As the political landscape transforms, direct annulment is replaced by the abolition of the electorate, the centrality of the selectorate and the rise of the judiciary as the ultimate vote counter and electoral umpire until the nation is roused from its historic slumber.
Almost three decades after the historic annulment, the sky appears to be darkening once again and the auguries filled with fear and foreboding. Something nasty is hanging in the air. Despite the vast differences in circumstances and actors, there is something about this conjuncture eerily reminiscent of the period leading to democratic meltdown. The unruly political mob has arrived at the table once again.
As it ever so happens in human societies in the grip of a fundamental rupture, the formal outlet of politics can no longer contain its turbulent contents. The annulment was the ultimate outburst of the hegemonic politics of permanent domination which could no longer be bottled within the context of Babangida’s state-party parastatal politics of succession or self-succession.
Dear readers, the piece you are about to read was written about four weeks before the annulment. The stocky general from Minna was still standing and grandstanding. But it was obvious to the discerning that his transition programme had all but unravelled and what remained to be worked out were the terms of his own dismissal and how the nation would pick up the pieces from that point on. It was to lead to another five-year wild goose change which would consume Abacha and the entire military establishment.
When the piece was published, The News magazine was summarily proscribed and its staff hounded on the streets of Lagos. But shortly thereafter, General Babangida himself beat a hasty retreat from what would have been a violent denouement. The parade ground dismissal was a joyless and soulless affair; a state obituary disguised out as a pulling out parade.

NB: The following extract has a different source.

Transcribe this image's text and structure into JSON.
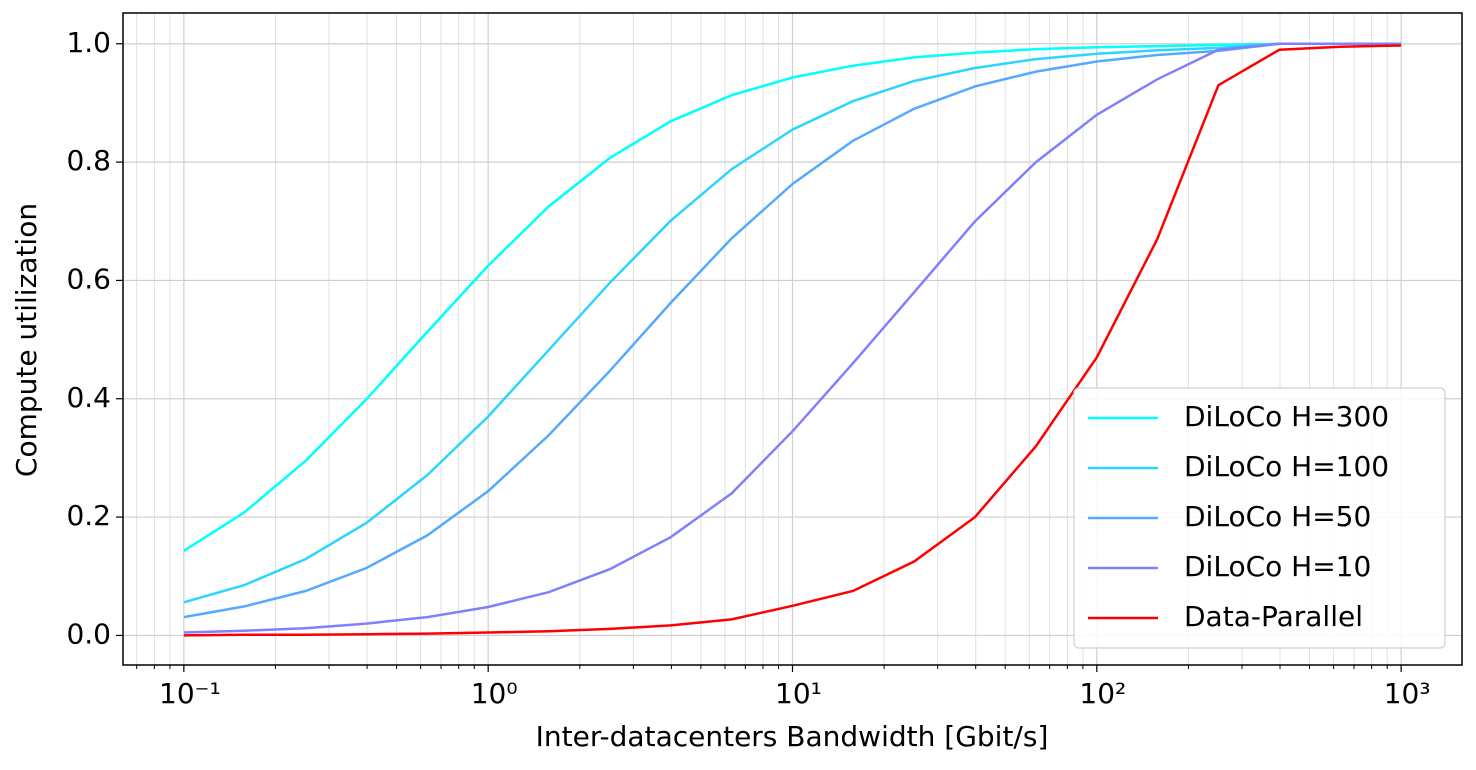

It was a mournful anti-climax and Babangida had barely left the stadium for his Minna Hilltop redoubt before the fierce fireworks of real succession commenced. Eight years earlier, this writer had heralded General Babangida’s momentous arrival on the scene with the prologue, The Loneliness of the Long Distance Runner (Published in Newswatch, October, 1985). Now, he was being quietly ushered out in the chilly solitude of the marathon runner who had finally outpaced himself.